The derivative of the bias \(b_{l,i}\) is the derivative of \(a()\) evaluated at \(\sum_n (v_{l-1,n} w_{l,n,i}) + b_{l,i}\), multiplied by the derivative of that, which is just 1. This is then

\[v_{l,i}'a'(\sum_n (v_{l-1,n} w_{l,n,i}) + b_{l,i})\]

Finally, we need the derivative of \(v_{l-1,j}\), so that we can use it to adjust the weights of layer \(l-1\). This is pretty similar to the derivative of the weight: \(v_{l,i}'a'(\sum_n (v_{l-1,n} w_{l,n,i}) + b_{l,i})v_{l,i,j}\)

This process of calculating the derivative can be done for every pair of nodes between layer \(l\) and \(l-1\). Then, we can just do this for every layer. Because we need the derivative of our current layer’s nodes, which comes from the layer after this current layer, we have to start from the end and adjust stuff going backwards. This is where the word “backpropogation” comes from: you propogate the derivative back layer by layer.

Now, you can do this a bunch of times, and tweak everything a little bit, and hopefully it’ll learn to the data that you give it.

Code Explanation:

My code is here: github.com

As a recommendation from my dad, I commented everything a lot, and just gave the link here.

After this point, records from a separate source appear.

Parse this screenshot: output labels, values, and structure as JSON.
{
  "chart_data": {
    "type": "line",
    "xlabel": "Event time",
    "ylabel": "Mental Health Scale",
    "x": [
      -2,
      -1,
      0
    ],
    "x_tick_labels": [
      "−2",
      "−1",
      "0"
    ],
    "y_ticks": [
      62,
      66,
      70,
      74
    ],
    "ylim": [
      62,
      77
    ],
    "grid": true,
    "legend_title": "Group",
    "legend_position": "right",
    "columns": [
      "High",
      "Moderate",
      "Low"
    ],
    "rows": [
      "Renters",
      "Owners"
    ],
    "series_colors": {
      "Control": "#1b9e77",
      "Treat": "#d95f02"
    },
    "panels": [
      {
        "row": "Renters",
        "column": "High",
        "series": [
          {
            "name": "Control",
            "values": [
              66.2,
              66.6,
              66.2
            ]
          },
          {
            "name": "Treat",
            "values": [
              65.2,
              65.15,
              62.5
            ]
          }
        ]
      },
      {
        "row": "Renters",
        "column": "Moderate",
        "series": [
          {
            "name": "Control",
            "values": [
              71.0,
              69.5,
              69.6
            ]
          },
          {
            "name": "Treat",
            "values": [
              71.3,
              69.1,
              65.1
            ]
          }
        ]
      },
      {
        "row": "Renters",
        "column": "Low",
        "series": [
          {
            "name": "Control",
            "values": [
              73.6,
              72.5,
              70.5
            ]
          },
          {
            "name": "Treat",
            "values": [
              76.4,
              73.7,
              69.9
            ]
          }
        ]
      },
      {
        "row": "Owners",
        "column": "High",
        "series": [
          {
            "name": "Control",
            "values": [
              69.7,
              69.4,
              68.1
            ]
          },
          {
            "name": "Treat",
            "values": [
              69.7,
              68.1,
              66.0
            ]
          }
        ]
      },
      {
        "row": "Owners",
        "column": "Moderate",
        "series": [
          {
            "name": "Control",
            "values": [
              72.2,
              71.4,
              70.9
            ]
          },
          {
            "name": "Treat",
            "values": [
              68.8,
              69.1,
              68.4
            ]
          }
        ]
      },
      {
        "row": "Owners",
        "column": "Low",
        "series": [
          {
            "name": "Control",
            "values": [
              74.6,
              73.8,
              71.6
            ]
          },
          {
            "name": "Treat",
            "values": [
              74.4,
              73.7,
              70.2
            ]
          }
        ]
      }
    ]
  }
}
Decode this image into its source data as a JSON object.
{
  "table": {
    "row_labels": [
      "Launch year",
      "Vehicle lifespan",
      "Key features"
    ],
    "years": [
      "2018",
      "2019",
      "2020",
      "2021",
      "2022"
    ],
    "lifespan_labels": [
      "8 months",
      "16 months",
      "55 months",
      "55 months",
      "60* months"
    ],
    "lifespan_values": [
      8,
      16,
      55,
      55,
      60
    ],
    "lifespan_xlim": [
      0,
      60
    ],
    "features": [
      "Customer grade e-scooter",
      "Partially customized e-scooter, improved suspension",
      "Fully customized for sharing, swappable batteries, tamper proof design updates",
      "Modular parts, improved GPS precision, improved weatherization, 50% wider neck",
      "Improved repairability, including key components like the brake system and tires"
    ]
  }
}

Note: some code from the last post may have changed.

Results

I decided to try to make an xor gate instead of a color detector because discriminating between yellow and purple can be done with a line (or techincally a plane, but same idea) but you can’t do a linear fit on an xor gate. If you put the outputs of an xor gate on a graph, you get this:

where the numbers on the top are what you input into the xor as the first number and the numbers on the side are what you input into the xor as the second number, and the dots are what the xor is returning (black = 0, orange = 1).

You can try to separate this image into two parts with a single line, where one side only has orange dots, and the other side only has black dots, but you’ll probably quickly find out that it isn’t possible. This is what makes this harder than the color separation: If you put the colors on a graph, you can find a line that splits yellow and purple.

Anyway, here are what values the model returned, plotted by generations (or maybe epochs?):

Test 1:

Test 2:

Test 3:

As we can see in all of the tests, the model does very well, putting two of the values in the 1 and two of the values in the 0 (we don’t know which two, but I’ll show that it actually did it right later). At the start, the outputs are random, and we can see a clear centering to 0.5, probably because that minimizes the loss if you can only use lines to split the plane. But then, in all of the tests, eventually the outputs form two groups that go to 1 and 0.

In test 3, it took much longer for the two groups to start to diverge. This is because I tried to make the model smaller to see if it would still learn and converge, which it did.

Another possible way to visualize this is to ask the ai for the answer to those dots and graph them, just with … a lot more.

Test 4:

Test 5:

Here, more purple means closer to 0 and more yellow means closer to 1. Now, we can see that the model does in fact do the xor, and more on how it does it. Instead of differentiating by a line, it makes a band of yellow going from the bottom left to the top right or a band of purple going from the top left to the bottom right.

Then, I thought it would be cool to see how the model learned over time, so I made a gif of this same graph throughout the generations (epochs?).

Test 6:

Test 7:

We can see here many of the things we observed in the original graphs: the reset of everything to 0.5 at the start, then the slow divergence.

Conclusion

Although this is a rudimentary network, this still proves the concept of an AI learning. The purpose was also to show people that the most basic AI’s aren’t as complicated as most people think, and to encourage people to try it themselves. Regardless, AI can get a lot more complicated, like with implicit layers, transformers, and so on.